Expected Switch Configuration

Please note the following two priorities are used in Gaudi 3. They are set automatically by the driver without user/application intervention:

  • Priority 2 for data traffic (RDMA WRITE packets) which is mapped to DSCP 24

  • Priority 3 for ACK traffic which is mapped to DSCP 16

The following configuration is required:

Feature

Description

Settings

PFC with priority

Enables priority flow control with priority 0 in the switches.

  • interface Ethernet<>

  • priority-flow-control on

  • priority-flow-control priority 0 no-drop

  • priority-flow-control priority 1 no-drop

  • priority-flow-control priority 2 no-drop

  • priority-flow-control priority 3 no-drop

Headroom settings

Headroom pool buffers are exclusively used for in flight messages. Increasing this headroom size essentially allows the switch to store packets longer instead of dropping packets when we run out of pool buffers. Each cell in Arista switch is 254 bytes and we typically allocate 250 cells per interface which approximates to 64000 bytes.

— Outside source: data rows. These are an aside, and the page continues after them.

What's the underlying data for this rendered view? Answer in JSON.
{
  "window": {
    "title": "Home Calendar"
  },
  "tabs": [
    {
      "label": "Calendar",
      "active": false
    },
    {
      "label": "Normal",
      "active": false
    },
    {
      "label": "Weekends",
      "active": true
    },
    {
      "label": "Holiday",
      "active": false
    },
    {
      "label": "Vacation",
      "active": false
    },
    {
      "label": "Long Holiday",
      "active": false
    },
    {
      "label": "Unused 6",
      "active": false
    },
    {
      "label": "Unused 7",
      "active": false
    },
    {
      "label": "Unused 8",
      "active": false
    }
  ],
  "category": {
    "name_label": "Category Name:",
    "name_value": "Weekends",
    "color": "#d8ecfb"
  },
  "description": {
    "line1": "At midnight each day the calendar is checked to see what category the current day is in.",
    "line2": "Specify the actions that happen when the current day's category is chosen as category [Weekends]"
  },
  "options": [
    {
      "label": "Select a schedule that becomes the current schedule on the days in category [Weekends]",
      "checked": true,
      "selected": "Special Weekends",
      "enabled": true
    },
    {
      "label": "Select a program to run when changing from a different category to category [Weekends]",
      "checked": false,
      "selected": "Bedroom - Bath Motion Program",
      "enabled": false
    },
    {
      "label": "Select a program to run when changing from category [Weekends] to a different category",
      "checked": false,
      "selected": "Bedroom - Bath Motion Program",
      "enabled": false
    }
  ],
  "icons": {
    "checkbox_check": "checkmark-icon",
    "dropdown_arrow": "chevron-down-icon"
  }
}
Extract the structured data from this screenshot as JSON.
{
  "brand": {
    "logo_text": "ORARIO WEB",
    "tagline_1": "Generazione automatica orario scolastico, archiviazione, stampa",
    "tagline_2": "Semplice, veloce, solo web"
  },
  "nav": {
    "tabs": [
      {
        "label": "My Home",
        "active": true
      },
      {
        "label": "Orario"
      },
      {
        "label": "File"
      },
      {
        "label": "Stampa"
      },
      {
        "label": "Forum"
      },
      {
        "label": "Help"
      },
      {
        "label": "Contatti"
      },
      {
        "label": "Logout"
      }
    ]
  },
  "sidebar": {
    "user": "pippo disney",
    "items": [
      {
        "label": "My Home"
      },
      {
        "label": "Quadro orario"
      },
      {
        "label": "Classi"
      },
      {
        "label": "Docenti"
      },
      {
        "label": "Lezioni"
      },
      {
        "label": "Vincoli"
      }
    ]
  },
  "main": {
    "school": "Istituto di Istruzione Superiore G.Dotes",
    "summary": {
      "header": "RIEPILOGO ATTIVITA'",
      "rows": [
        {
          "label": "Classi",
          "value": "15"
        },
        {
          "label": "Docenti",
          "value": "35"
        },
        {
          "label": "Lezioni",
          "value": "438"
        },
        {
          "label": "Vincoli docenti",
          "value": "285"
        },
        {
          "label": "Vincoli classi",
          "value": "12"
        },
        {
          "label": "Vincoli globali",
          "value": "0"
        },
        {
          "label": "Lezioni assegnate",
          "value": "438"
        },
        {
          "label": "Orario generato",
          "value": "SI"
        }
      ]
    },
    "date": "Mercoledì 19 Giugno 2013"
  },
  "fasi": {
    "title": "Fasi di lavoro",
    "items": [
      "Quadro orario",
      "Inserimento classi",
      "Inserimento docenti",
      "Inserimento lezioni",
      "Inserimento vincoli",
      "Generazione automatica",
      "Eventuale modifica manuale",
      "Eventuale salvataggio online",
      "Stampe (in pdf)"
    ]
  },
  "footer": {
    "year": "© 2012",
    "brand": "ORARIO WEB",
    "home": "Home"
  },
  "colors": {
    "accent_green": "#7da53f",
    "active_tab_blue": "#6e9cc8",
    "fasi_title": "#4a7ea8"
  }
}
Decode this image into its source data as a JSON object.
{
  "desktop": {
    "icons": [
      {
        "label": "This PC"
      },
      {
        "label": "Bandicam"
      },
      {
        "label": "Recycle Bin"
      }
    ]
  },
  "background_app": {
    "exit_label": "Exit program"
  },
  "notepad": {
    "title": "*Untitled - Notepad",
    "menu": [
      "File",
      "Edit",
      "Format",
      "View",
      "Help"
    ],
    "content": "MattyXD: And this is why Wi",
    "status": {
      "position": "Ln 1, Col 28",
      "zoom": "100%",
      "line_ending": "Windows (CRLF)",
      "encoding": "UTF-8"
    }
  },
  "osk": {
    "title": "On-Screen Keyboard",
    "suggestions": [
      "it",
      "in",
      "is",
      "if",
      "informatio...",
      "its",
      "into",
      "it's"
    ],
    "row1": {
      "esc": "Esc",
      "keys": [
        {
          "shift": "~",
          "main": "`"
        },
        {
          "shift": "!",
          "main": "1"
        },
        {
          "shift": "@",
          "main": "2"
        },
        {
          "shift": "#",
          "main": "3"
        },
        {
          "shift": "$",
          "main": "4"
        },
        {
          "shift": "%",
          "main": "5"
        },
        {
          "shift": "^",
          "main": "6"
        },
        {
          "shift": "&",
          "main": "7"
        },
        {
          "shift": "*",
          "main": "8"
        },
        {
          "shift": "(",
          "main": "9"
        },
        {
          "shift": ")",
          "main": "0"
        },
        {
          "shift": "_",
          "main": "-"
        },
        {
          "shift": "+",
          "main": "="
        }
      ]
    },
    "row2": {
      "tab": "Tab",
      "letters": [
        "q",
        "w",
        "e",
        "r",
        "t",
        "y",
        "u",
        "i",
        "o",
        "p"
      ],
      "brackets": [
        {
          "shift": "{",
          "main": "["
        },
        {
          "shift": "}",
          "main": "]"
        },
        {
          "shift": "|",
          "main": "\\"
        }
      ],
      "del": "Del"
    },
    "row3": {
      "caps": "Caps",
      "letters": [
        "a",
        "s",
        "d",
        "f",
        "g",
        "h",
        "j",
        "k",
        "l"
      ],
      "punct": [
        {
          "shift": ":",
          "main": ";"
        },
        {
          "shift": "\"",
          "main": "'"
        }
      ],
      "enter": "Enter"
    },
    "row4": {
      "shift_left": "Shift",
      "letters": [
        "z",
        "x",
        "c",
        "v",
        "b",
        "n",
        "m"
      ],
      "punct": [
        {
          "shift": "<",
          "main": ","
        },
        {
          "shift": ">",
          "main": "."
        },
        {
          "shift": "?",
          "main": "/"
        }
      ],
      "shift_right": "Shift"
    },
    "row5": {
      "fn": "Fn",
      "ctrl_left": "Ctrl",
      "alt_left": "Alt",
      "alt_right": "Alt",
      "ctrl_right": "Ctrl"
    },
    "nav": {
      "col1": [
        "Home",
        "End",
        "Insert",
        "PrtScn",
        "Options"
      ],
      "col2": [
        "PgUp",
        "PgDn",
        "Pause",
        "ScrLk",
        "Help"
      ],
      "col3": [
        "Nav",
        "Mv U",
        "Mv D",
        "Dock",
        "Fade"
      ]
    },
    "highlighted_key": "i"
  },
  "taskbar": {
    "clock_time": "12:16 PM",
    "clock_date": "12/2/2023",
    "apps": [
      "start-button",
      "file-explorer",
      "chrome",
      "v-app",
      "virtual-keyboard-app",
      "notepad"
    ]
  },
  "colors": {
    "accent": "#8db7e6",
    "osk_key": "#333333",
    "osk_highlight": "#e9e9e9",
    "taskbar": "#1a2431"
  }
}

  • platform trident mmu queue profile PFC_Profile

  • ingress headroom 64000

Alpha value

This value corresponds to the “ingress threshold <>” value mentioned in the switch spec. Increasing this threshold value implies to the switch to use more amount of buffer from the shared pool for the congested queue. Allocating a lot of headroom would imply less space for shared pool.

  • platform trident mmu queue profile PFC_Profile

  • ingress threshold 1

ECMP and recommended hash function

Given a leaf switch is connected to several spine switches, we need a well distributed hash function to thoroughly distribute the packet across all spine switches.

Default ECMP hash function that uses five tuples including source ip, destination ip, source port, destination port and ingress port.